Muş, Türkiye'nin, tedarik zincirlerindeki konumunun avantajını çok iyi kullandığına dikkati çekerek, bu durumun ihracata somut olarak yansıdığını dile getirdi.
Birçok AB ülkesi ve ABD'nin, tedarik ağıyla yatırımlarını Türkiye'ye kaydırdığına işaret eden Muş, "Ocak-Temmuz 2021 dönemi itibarıyla 2019'a göre AB'nin Uzak Doğu'dan ithalatı düşen 1087 üründe Türkiye'nin AB'ye ihracatı 3,7 milyar dolar artarak 11,9 milyar dolara ulaşmıştır. Benzer şekilde, 2019 yılına göre ABD'nin Uzak Doğu'dan ithalatı düşen 1146 üründe Türkiye'nin ABD'ye ihracatı 1,5 milyar dolar artarak 3 milyar dolara yükselmiştir. Benzeri ölçümleri pek çok pazarımızda ve sektörümüzde yapıyoruz. Bu sonuçlar ülkemizin konum avantajıyla ve rekabetçiliğiyle her geçen gün daha da ön plana çıktığını göstermektedir." değerlendirmesinde bulundu.
Muş, bu sonuçların Türkiye'nin ihracatındaki artışın geçici değil, kalıcı olduğunu da gösterdiğini belirterek, Türkiye'nin bu avantajıyla güçlü ve güvenilir bir tedarikçi pozisyonunda yeni yatırımlara ve iş yapma modellerine kucak açtığını anlattı.
"Yönelen yatırımlar, Türkiye'nin cazibe merkezi olduğunun göstergesi"
İçeride birilerinin siyasi saiklerle Türkiye'nin yabancı yatırımcı için güvenli bir liman olmadığını iddia ettiğini söyleyen Muş, şöyle konuştu:
"Bir yandan bunlar bu söylemi dile getirirken öte yandan birçok yabancı yatırımcı lojistikten bankacılığa, finans ve Ar-Ge'den inovasyona kadar birçok yatırımı Türkiye'ye kaydırmıştır. Türkiye'nin yabancı yatırımcı için güvenli bir liman olmadığı, Türkiye'de yatırımlar için hukuki güvencenin bulunmadığı yönündeki iddialar lafügüzaftır. Bunlar gerçeği yansıtmayan art niyetli söylemlerdir. Küresel ekonomideki işleyişin bozulduğu böyle bir dönemde ülkemize yönelen yatırımlar Türkiye'nin yatırımlar için cazibe merkezi olduğunun göstergesidir."

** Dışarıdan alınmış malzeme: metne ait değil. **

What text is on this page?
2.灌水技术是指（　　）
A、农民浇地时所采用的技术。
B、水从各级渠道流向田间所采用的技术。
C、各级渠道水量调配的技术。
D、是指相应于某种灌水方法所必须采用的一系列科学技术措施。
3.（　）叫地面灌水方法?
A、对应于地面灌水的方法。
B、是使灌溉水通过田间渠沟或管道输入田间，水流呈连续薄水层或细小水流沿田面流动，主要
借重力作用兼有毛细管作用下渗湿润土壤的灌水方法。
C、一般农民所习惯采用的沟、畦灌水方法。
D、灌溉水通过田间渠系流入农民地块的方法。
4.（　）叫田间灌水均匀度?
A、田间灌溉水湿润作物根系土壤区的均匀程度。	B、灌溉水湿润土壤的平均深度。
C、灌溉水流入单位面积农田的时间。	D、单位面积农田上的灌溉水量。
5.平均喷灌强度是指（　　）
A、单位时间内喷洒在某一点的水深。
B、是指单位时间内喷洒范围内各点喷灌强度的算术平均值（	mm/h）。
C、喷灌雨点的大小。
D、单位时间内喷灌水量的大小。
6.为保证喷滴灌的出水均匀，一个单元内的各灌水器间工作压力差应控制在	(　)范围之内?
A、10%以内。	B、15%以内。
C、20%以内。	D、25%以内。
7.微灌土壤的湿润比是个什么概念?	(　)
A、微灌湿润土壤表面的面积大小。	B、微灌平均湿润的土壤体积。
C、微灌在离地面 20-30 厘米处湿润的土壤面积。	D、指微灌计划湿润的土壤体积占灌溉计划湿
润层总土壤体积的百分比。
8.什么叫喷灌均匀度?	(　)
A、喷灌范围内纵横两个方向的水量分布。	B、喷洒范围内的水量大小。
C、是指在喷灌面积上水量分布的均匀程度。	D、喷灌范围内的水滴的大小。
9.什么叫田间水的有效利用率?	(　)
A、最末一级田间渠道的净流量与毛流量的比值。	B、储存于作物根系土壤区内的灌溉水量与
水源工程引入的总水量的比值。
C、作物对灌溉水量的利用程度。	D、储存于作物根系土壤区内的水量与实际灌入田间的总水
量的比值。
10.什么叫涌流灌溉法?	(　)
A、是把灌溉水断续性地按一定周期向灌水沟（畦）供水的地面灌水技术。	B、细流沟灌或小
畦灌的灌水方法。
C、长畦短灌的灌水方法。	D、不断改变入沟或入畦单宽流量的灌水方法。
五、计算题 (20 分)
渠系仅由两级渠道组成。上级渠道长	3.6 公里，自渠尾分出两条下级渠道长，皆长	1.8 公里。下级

Muş, bakanlık olarak katma değerli ürün ihracatını yükseltmek ve ihracattaki artışı kalıcı hale getirmek için yoğun çalışmalar yürüttüklerini ifade ederek, bu kapsamda, ihracatçıların ihtiyaçlarına özel teknik ve finansal destek mekanizmaları kurgulamaya, ülke bazlı ticari diploması faaliyetleriyle ihracatın önündeki engelleri kaldırmaya devam ettiklerini bildirdi.
Türk nakliyecilerinin transit geçişleri bakımından Avrupa'ya ulaşımda ana güzergahı olan Macaristan'ın ardından Sırbistan ile de transit kotaları ve geçiş belgesi ücreti sorunlarını çözdüklerini anımsatan Muş, şunları söyledi:
"Bakanlık olarak ihracatçımızı çağın gerekliliklerine hazırlamak ve dahası ihracatçılarımızdan dünya markaları yaratmak için de çalışmalar yürütüyoruz. Bu çerçevede, markalaşma potansiyeli yüksek ürün gruplarına sahip firmalara yüzde 50 teşvik sağlayarak araştırma ve geliştirme faaliyetlerine kaynak oluşturduk. Ayrıca, bugüne kadar markalaşma ve katma değerli mal ihracatımızı artırmak için çok önemli bir görev üstlenen Turquality Programı'nı gözden geçirirken e-Turquality Programı ile oyun-yazılım ihracatımızı daha da artıracağız."
Katma değerli üretim ve ihracatla mal ve hizmet ticaretinde fazla veren bir ülke olma hedefine doğru emin adımlarla ilerlendiğini ifade eden Muş, amaçlarının sürdürülebilir ve kapsayıcı bir ihracat iklimi oluşturmak olduğunu vurguladı.
"İş gücünün, emekçinin büyümeden daha fazla pay almasına çalışıyoruz"
Muş, temel hedeflerinin, ihracat kültürünü toplumda daha da yaygınlaştırmak ve ihracatı tabana yaymak, rekabetçi ortamda teknolojik gelişimleri ve Ar-Ge yatırımlarını artırmak, istihdam ve emek verimliliği artışları vasıtasıyla büyümeyi pozitif yönde etkilemek, ihracatçının finansmana erişimini kolaylaştırmak olduğunu anlattı.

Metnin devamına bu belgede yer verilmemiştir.